Combining Relational and Distributional Knowledge for Word Sense Disambiguation

Richard Johansson
Språkbanken, Department of Swedish, University of Gothenburg, Gothenburg, Sweden

Luis Nieto Piña
Språkbanken, Department of Swedish, University of Gothenburg, Gothenburg, Sweden

Ingår i: Proceedings of the 20th Nordic Conference of Computational Linguistics, NODALIDA 2015, May 11-13, 2015, Vilnius, Lithuania

Linköping Electronic Conference Proceedings 109:11, s. 69-78

NEALT Proceedings Series 23:11, p. 69-78

Publicerad: 2015-05-06

ISBN: 978-91-7519-098-3

ISSN: 1650-3686 (tryckt), 1650-3740 (online)


We present a new approach to word sense disambiguation derived from recent ideas in distributional semantics. The input to the algorithm is a large unlabeled corpus and a graph describing how senses are related; no annotated corpus is needed. The fundamental idea is to embed meaning representations of senses in the same continuous-valued vector space as the representations of words.
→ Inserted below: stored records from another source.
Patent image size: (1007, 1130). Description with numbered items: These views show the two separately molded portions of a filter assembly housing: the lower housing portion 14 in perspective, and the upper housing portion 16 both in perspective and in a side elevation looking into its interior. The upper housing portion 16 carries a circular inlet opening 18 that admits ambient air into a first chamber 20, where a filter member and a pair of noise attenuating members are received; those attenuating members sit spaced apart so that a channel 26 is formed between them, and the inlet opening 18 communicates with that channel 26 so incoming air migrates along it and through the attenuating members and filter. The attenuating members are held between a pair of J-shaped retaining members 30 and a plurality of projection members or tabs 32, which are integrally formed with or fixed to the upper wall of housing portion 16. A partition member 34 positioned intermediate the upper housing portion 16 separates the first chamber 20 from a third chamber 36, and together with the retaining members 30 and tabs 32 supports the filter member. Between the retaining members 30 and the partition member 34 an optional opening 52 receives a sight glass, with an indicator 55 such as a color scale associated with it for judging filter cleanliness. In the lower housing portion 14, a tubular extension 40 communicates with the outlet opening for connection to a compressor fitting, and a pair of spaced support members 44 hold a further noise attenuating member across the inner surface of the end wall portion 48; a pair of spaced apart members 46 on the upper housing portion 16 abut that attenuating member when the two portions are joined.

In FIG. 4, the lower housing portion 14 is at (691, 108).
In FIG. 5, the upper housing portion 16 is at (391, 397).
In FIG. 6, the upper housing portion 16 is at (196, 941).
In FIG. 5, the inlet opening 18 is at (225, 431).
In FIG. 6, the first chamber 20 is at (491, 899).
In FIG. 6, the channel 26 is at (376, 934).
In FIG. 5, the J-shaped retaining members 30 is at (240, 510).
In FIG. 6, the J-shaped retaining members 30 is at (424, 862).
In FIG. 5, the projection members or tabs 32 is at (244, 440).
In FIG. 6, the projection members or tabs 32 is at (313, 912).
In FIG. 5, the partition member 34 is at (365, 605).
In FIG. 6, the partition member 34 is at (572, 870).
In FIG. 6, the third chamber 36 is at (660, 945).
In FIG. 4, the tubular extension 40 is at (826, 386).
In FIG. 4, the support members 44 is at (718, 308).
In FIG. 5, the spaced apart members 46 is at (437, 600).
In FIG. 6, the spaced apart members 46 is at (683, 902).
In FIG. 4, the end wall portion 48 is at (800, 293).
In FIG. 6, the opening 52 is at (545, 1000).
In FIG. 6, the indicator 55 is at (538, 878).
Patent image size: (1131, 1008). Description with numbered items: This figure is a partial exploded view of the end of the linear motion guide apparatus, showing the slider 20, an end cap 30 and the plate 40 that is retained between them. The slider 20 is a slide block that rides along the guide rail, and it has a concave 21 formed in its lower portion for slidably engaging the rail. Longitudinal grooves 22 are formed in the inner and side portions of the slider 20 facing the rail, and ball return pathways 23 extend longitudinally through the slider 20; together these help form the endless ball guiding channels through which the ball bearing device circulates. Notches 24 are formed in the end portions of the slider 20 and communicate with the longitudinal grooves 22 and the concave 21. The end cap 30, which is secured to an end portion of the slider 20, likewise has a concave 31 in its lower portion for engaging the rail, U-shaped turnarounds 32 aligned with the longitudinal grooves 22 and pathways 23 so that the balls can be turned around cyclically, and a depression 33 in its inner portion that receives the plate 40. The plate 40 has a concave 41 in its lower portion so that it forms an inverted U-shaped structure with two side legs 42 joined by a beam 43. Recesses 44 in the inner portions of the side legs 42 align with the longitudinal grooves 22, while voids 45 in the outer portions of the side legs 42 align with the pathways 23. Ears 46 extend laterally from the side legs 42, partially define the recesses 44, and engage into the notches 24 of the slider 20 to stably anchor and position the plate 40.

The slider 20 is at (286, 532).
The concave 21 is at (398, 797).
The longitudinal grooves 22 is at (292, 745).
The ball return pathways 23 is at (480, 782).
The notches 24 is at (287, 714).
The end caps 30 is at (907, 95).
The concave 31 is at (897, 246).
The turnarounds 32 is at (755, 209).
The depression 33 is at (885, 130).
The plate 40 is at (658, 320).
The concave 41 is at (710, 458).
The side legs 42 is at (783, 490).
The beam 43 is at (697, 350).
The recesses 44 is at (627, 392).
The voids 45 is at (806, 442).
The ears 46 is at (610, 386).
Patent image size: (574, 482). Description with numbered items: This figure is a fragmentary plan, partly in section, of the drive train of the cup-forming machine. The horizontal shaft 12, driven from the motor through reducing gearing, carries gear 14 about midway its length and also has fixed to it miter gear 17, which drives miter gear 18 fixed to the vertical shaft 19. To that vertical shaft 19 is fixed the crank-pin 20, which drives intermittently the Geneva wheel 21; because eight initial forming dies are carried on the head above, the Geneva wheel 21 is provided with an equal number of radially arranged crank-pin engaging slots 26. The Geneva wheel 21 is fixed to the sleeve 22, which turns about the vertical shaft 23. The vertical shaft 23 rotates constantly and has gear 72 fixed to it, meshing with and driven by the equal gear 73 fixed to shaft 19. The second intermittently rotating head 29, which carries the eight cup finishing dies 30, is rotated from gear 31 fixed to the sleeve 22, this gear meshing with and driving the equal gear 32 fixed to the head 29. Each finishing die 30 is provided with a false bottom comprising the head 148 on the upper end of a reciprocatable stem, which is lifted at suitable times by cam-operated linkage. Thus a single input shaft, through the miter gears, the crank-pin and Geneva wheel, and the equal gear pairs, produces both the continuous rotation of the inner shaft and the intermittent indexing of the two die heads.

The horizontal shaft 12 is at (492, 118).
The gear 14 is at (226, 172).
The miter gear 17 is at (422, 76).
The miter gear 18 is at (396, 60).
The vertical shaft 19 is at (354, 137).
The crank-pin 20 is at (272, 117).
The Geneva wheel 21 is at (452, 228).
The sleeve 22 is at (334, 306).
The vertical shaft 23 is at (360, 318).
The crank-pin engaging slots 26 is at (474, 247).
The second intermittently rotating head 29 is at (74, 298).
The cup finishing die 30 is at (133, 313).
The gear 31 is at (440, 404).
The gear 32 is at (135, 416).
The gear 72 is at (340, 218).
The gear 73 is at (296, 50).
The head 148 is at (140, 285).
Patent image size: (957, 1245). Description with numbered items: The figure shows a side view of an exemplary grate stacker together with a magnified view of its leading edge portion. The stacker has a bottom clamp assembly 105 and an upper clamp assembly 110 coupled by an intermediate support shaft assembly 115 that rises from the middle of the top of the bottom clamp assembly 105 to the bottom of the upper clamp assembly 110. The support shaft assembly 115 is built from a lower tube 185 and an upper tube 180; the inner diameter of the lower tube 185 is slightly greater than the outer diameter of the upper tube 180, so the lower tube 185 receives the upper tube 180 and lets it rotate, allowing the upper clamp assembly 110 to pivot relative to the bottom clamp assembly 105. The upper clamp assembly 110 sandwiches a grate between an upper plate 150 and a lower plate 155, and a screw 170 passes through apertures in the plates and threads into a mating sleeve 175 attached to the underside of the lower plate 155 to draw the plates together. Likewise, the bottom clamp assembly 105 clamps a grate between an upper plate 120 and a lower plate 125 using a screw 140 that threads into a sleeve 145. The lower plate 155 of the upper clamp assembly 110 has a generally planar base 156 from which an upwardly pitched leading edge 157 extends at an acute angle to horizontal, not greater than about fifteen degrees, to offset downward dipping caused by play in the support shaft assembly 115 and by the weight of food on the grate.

In this way, the knowledge encoded in the lexical resource is combined with the information derived by the distributional methods. Once this step has been carried out, the sense representations can be plugged back into e.g. the skip-gram model, which allows us to compute scores for the different possible senses of a word in a given context. We evaluated the new word sense disambiguation system on two Swedish test sets annotated with senses defined by the SALDO lexical resource. In both evaluations, our system soundly outperformed random and first-sense baselines. Its accuracy was close to that of a state-of-the-art graph-based system, while being computationally much more efficient.